Одна надежда — к тому времени, как Адель вернётся с шабаша, он примирится с обстоятельствами и наконец придёт в себя. После собора Арман до сих пор не мог если не простить сестру — зла он на неё не держал, — то хотя бы перестать жалеть себя. Чтобы как можно скорее избавиться от неприятных мыслей, Арман с трудом встал и побродил по комнате в поисках своих вещей, двери и чего-нибудь ещё… по правде говоря, он не знал, что ему нужно, и не имел понятия, чем себя занять. Настенные часы с кукушкой указывали, что день клонится к закату. Наверняка остальные уже на ногах.
— Мр-р-ряу! — возмутились откуда-то снизу, стоило Арману открыть дверь. Он опустил глаза и увидел кота, потревоженного тем, что в коридоре началось движение.
— Извини, — Арман улыбнулся и почесал кота за ухом. Тот издал короткое снисходительное мурлыканье, принимая извинения, и перебрался в комнату — на ту самую кровать, с которой только что поднялся грубый человек.
В большом и ярком доме ориентироваться было тяжело, и Арман побродил ещё какое-то время, пока не наткнулся на нужную лестницу. Так он наконец оказался на первом этаже, в коридоре у выхода. У раскрытой настежь двери, обрамлённой полками, вешалками и крючками, стояла девочка лет тринадцати: на ней было ещё детское, но вполне серьёзное платье, распущенные русые волосы с проблесками задорной рыжести свободно спадали на плечи. Она волновалась, заламывая маленькие тонкие пальцы. Арман вспомнил, что сейчас уже должен начаться сбор на ведьмину гору.
— Я думала, что не пойду, — доверительно сообщила девочка. Она разговаривала с Милошем, который стоял напротив, опустившись на одно колено, и деловито поправлял на ней поясок. Больше никого рядом не было, и Арман засомневался, стоит ли ему тут находиться; впрочем, он стоял на виду, и никто не прогонял. — Это случилось в самый последний момент, прямо перед тем, как мама собралась… и она сказала, что мне можно. Мне правда можно, Милош?
— Ну конечно, — с полным знанием дела ответил Милош.
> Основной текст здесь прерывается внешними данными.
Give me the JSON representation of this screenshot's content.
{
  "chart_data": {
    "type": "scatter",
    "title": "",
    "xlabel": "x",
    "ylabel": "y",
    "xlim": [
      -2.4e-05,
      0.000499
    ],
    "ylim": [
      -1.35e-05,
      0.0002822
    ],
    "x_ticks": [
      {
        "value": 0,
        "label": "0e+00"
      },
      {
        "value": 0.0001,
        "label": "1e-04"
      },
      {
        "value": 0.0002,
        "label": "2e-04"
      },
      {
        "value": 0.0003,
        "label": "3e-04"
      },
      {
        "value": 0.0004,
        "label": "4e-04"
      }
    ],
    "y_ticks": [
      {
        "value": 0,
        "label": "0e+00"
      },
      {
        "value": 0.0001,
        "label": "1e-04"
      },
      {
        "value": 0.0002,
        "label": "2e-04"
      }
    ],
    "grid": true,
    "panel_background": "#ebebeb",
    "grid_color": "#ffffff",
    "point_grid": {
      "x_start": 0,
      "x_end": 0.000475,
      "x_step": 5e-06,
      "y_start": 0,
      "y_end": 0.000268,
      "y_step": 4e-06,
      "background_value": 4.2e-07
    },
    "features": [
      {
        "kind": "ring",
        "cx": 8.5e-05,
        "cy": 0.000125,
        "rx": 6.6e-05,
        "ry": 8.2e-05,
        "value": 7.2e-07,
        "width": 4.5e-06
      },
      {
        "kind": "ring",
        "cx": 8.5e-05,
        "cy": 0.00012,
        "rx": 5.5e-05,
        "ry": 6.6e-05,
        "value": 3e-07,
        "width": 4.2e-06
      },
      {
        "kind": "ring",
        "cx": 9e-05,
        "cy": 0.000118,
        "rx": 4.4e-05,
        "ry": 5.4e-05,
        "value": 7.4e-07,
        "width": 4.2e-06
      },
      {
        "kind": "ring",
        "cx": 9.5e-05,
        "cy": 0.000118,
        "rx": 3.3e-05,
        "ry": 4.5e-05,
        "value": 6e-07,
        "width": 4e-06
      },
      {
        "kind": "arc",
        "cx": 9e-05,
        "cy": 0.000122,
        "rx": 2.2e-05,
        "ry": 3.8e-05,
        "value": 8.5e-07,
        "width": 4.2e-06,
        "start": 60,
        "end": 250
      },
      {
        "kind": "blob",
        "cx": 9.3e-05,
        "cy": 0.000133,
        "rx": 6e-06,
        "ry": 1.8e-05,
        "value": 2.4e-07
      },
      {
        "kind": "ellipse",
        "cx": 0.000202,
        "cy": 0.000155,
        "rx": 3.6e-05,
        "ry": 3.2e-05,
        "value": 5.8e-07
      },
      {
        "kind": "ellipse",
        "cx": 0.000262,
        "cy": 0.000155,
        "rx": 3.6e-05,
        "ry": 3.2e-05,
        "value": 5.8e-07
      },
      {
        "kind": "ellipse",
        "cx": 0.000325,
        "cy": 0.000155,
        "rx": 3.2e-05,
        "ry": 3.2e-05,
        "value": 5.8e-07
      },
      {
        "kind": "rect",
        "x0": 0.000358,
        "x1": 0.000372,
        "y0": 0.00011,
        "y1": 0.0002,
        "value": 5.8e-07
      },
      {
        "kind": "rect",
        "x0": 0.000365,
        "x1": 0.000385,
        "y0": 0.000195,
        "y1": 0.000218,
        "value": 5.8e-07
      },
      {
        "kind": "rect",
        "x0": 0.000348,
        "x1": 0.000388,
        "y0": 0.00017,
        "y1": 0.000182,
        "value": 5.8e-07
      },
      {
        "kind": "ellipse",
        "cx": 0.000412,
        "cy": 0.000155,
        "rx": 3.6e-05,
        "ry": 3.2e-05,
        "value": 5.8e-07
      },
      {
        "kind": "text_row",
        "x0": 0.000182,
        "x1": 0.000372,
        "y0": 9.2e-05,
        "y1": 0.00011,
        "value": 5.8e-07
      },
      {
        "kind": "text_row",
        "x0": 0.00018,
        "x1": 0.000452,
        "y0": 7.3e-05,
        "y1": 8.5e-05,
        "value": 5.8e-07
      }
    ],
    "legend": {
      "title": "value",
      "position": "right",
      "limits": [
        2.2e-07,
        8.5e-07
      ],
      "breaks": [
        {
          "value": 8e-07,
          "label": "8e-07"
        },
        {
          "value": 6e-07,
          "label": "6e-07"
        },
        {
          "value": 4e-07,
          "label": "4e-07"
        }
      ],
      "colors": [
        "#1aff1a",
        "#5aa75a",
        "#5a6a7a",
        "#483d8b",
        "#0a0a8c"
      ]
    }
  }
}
Сестра была чем-то на него похожа, а ещё неизбежно напоминала Арману Лауру — точно так же, как когда-то напоминала её Милошу. — Я знаю правила, никто и слова не скажет. Тем более, с нашей мамой… Ты хорошо себя чувствуешь?
— Да!
— Так за чем дело стало? — Милош поднялся и выглянул во двор, где, очевидно, дожидалась пани Росицкая. Арман догадался, что там же была и Адель, но он до сих пор не знал, что ей сказать, и малодушно остался в доме. У сестры впереди приключения куда более интересные, чем он… — Всё, беги, а то опоздаете.
— Милош, я боюсь, — девочка замотала головой, в нерешительности топчась вокруг порога. Милош вернулся в исходную позицию и крепко её обнял, пробормотал что-то непонятное и погладил по голове. — Ну ладно… я попробую…
— Не попробуешь, а обязательно сделаешь. Развлекайся так, чтобы бабушке было слышно, — напутствовал Милош, пока девочка не ушла. Обернувшись к Арману, он будничным тоном заметил: — Я сегодня такой утешитель женских сердец, с ума сойти можно. Ты выспался?
— Я проснулся, — пожал плечами Арман, — это всё, что могу сказать. Мы здесь одни?
— Ох, конечно, нет. Где-то Берингар беседует с моим папой, а ещё дома брат, а ещё тут неисчислимое количество котов — осторожно, кстати, не наступи ни на одного. Адель ушла, — добавил Милош, догадываясь, что его интересует. — За неё можешь не волноваться, в сочетании с мамой они непобедимы…
— И все твои сёстры ушли? — в памяти Армана осело какое-то невообразимое количество родственников Милоша, и он сильно сомневался, что сейчас были названы все.
— Та, которую ты видел, это Катка, она ушла на свой первый шабаш. А младшая, Хана, носится во дворе, и я должен проводить её к бабушке на эту ночь, — Милош потянулся за плащом. Он выглядел достаточно бодрым, хотя некоторая бледность и небритый подбородок выдавали если не усталость, то какую-никакую рассеянность. — Боюсь, ты не отвертишься от этого знакомства — Берингар всё равно не разрешил нам выходить поодиночке, а сам он явно никуда не собирается, бездельник.